Ainsi on ferait de l’évêque un livre — avec sections chiffrées — cela est déjà indiqué.

Ainsi de la noce de Marius et de Cosette un livre. Avec sections chiffrées à partir de la nuit du 16 au 17 février. Jean Valjean serait la clôture de cette noce.

Peut-être serait-il bon d’ajouter aux chiffres des sections un sous-titre en petit romain gras. Examiner cela.


Donc, le 13 juillet 1861, Victor Hugo quittait Mont-Saint-Jean, et du 14 juillet au 3 septembre il voyageait en Belgique et en Hollande. Il rentrait à Guernesey le 3 septembre par un gros temps. À ce moment, il devait, ainsi qu’on a pu s’en convaincre par la note du 13 juillet, réviser son roman, écrire de nouveaux chapitres, et, à peine arrivé, on lui faisait des offres d’achat. Cependant il ne se remettait au travail que le 16 septembre, et il répondait par lettre aux propositions qui lui venaient de Belgique ; il signait un traité le 4 octobre. Nous en parlerons dans le volume suivant. Cet engagement ne troublait en rien la marche du travail, telle qu’il l’avait fixée. Il avait repris tout son manuscrit et l’avait relu d’abord tout entier jusqu’au 26 octobre. Il se consacra à sa première partie, Fantine, qu’il livrait à ses éditeurs le 5 décembre et, pendant l’impression, il poursuivait le travail de révision qu’il achevait le 26 mai 1862.

Nous terminons ici cette première partie de l’historique. Nous avons indiqué les origines et les sources des Misérables ; montré que les personnages n’étaient pas simplement des créations fictives, mais bien des êtres vivants, réels, avec la part de fantaisie et d’invention qu’on doit attendre d’une imagination aussi fertile et aussi prodigieuse que celle de Victor Hugo ; nous avons parcouru les diverses étapes du travail pendant les deux périodes de 1845-1848 et de 1860-1862.

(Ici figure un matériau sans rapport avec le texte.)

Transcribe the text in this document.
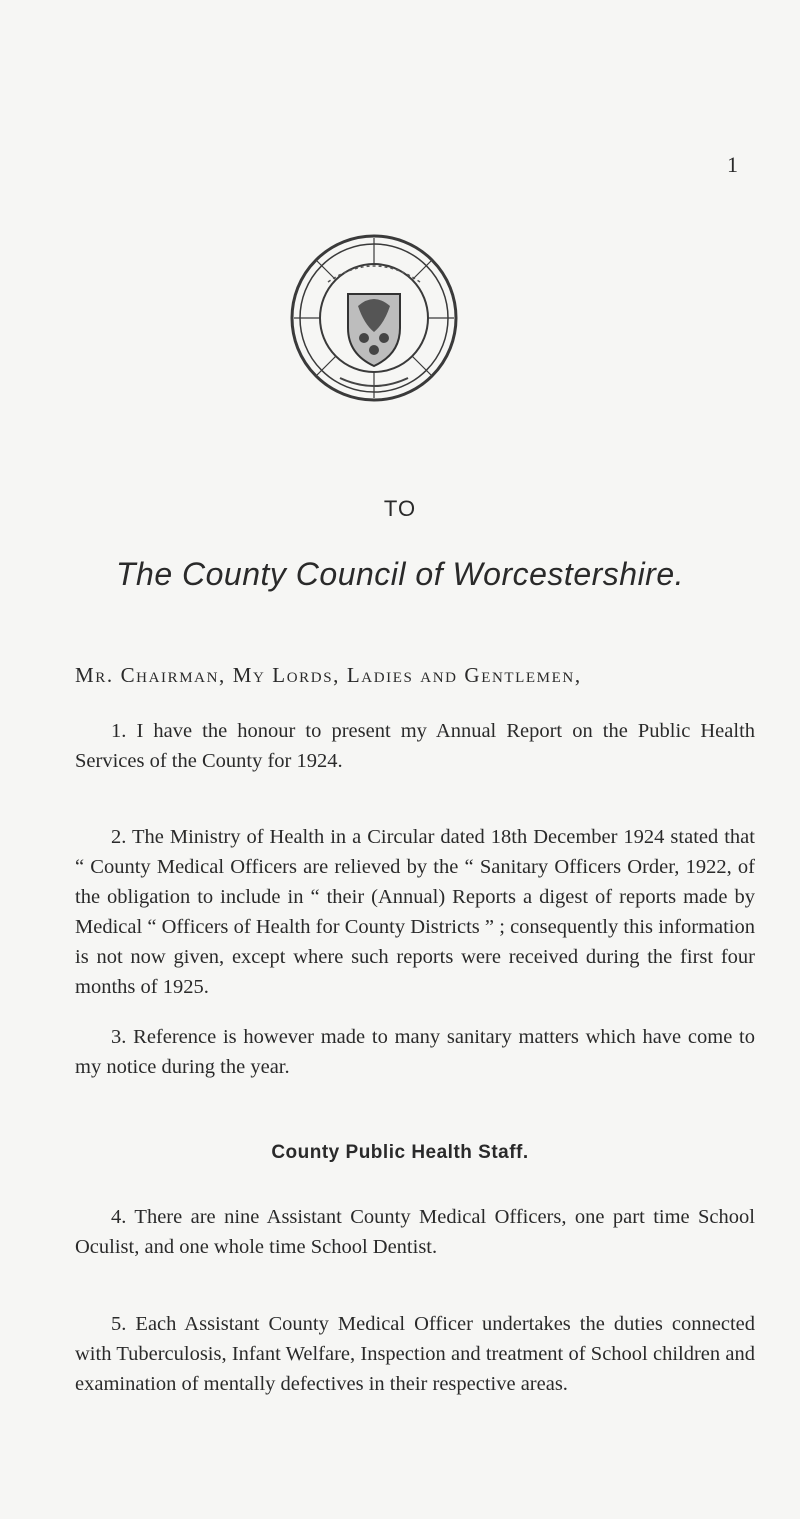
1
TO
The County Council of Worcestershire.
Mr. Chairman, My Lords, Ladies and Gentlemen,

1. I have the honour to present my Annual Report on the Public Health Services of the County for 1924.

2. The Ministry of Health in a Circular dated 18th December 1924 stated that “ County Medical Officers are relieved by the “ Sanitary Officers Order, 1922, of the obligation to include in “ their (Annual) Reports a digest of reports made by Medical “ Officers of Health for County Districts ” ; consequently this information is not now given, except where such reports were received during the first four months of 1925.

3. Reference is however made to many sanitary matters which have come to my notice during the year.

County Public Health Staff.

4. There are nine Assistant County Medical Officers, one part time School Oculist, and one whole time School Dentist.

5. Each Assistant County Medical Officer undertakes the duties connected with Tuberculosis, Infant Welfare, Inspection and treatment of School children and examination of mentally defectives in their respective areas.
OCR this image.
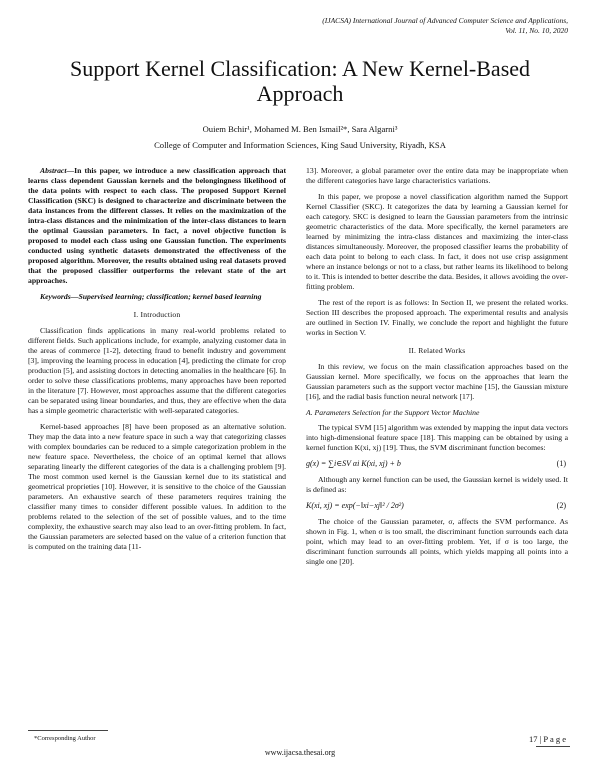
(IJACSA) International Journal of Advanced Computer Science and Applications,
Vol. 11, No. 10, 2020
Support Kernel Classification: A New Kernel-Based Approach
Ouiem Bchir¹, Mohamed M. Ben Ismail²*, Sara Algarni³
College of Computer and Information Sciences, King Saud University, Riyadh, KSA

Abstract—In this paper, we introduce a new classification approach that learns class dependent Gaussian kernels and the belongingness likelihood of the data points with respect to each class. The proposed Support Kernel Classification (SKC) is designed to characterize and discriminate between the data instances from the different classes. It relies on the maximization of the intra-class distances and the minimization of the inter-class distances to learn the optimal Gaussian parameters. In fact, a novel objective function is proposed to model each class using one Gaussian function. The experiments conducted using synthetic datasets demonstrated the effectiveness of the proposed algorithm. Moreover, the results obtained using real datasets proved that the proposed classifier outperforms the relevant state of the art approaches.

Keywords—Supervised learning; classification; kernel based learning

I. Introduction

Classification finds applications in many real-world problems related to different fields. Such applications include, for example, analyzing customer data in the areas of commerce [1-2], detecting fraud to benefit industry and government [3], improving the learning process in education [4], predicting the climate for crop production [5], and assisting doctors in detecting anomalies in the healthcare [6]. In order to solve these classifications problems, many approaches have been reported in the literature [7]. However, most approaches assume that the different categories can be separated using linear boundaries, and thus, they are effective when the data has a simple geometric characteristic with well-separated categories.

Kernel-based approaches [8] have been proposed as an alternative solution. They map the data into a new feature space in such a way that categorizing classes with complex boundaries can be reduced to a simple categorization problem in the new feature space. Nevertheless, the choice of an optimal kernel that allows separating linearly the different categories of the data is a challenging problem [9]. The most common used kernel is the Gaussian kernel due to its statistical and geometrical proprieties [10]. However, it is sensitive to the choice of the Gaussian parameters. An exhaustive search of these parameters requires training the classifier many times to consider different possible values. In addition to the problems related to the selection of the set of possible values, and to the time complexity, the exhaustive search may also lead to an over-fitting problem. In fact, the Gaussian parameters are selected based on the value of a criterion function that is computed on the training data [11-

13]. Moreover, a global parameter over the entire data may be inappropriate when the different categories have large characteristics variations.

In this paper, we propose a novel classification algorithm named the Support Kernel Classifier (SKC). It categorizes the data by learning a Gaussian kernel for each category. SKC is designed to learn the Gaussian parameters from the intrinsic geometric characteristics of the data. More specifically, the kernel parameters are learned by minimizing the intra-class distances and maximizing the inter-class distances simultaneously. Moreover, the proposed classifier learns the probability of each data point to belong to each class. In fact, it does not use crisp assignment where an instance belongs or not to a class, but rather learns its likelihood to belong to it. This is intended to better describe the data. Besides, it allows avoiding the over-fitting problem.

The rest of the report is as follows: In Section II, we present the related works. Section III describes the proposed approach. The experimental results and analysis are outlined in Section IV. Finally, we conclude the report and highlight the future works in Section V.

II. Related Works

In this review, we focus on the main classification approaches based on the Gaussian kernel. More specifically, we focus on the approaches that learn the Gaussian parameters such as the support vector machine [15], the Gaussian mixture [16], and the radial basis function neural network [17].

A. Parameters Selection for the Support Vector Machine

The typical SVM [15] algorithm was extended by mapping the input data vectors into high-dimensional feature space [18]. This mapping can be obtained by using a kernel function K(xi, xj) [19]. Thus, the SVM discriminant function becomes:

g(x) = ∑i∈SV αi K(xi, xj) + b	(1)

Although any kernel function can be used, the Gaussian kernel is widely used. It is defined as:

K(xi, xj) = exp(−‖xi−xj‖² / 2σ²)	(2)

The choice of the Gaussian parameter, σ, affects the SVM performance. As shown in Fig. 1, when σ is too small, the discriminant function surrounds each data point, which may lead to an over-fitting problem. Yet, if σ is too large, the discriminant function surrounds all points, which yields mapping all points into a single one [20].

*Corresponding Author	17 | P a g e
www.ijacsa.thesai.org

Dans le volume suivant nous parlerons des négociations et des traités avec les éditeurs, de la fabrication matérielle de l’œuvre, et de la mise en vente. On verra par quelle succession d’émotions passaient l’auteur et les éditeurs, lorsque, dans le cours de la publication, ils redoutaient les représailles du gouvernement français. Ce ne sera pas un des chapitres les moins intéressants de l’histoire d’un roman épié, surveillé, guetté par la censure impériale.

En résumé, le roman des Misérables publié en dix volumes avait imposé à Victor Hugo d’abord deux ans et trois mois de travail, du 17 novembre 1845 au 21 février 1848, puis six mois de travail, de janvier au 30 juin 1861, soit en tout deux ans et neuf mois, une période de méditation vers 1830 que nous ne pouvons évaluer, et une autre période de huit mois du 25 avril au 30 décembre 1860, enfin un travail de révision d’environ neuf mois et demi du 3 septembre 1861 au 24 mai 1862. Il avait vingt-huit ans quand il concevait son œuvre, quarante-trois ans quand il commençait à l’écrire, cinquante-neuf ans quand il l’achevait. Et à ceux qui le représentaient comme ayant déjà acquis une grosse fortune il pouvait répondre ce qu’il a répondu à Octave Lacroix dans sa lettre du 30 juin 1862 :


Ma fortune, fort ébranlée et presque détruite par le coup d’État, a été un peu réparée par le livre Les Misérables.


Il avait soixante ans. C’est une des œuvres assurément auxquelles il a consacré le plus de temps durant toute sa carrière. C’est elle qui, avec Notre-Dame de Paris, en pénétrant dans tous les publics, répandit partout son nom et universalisa sa gloire.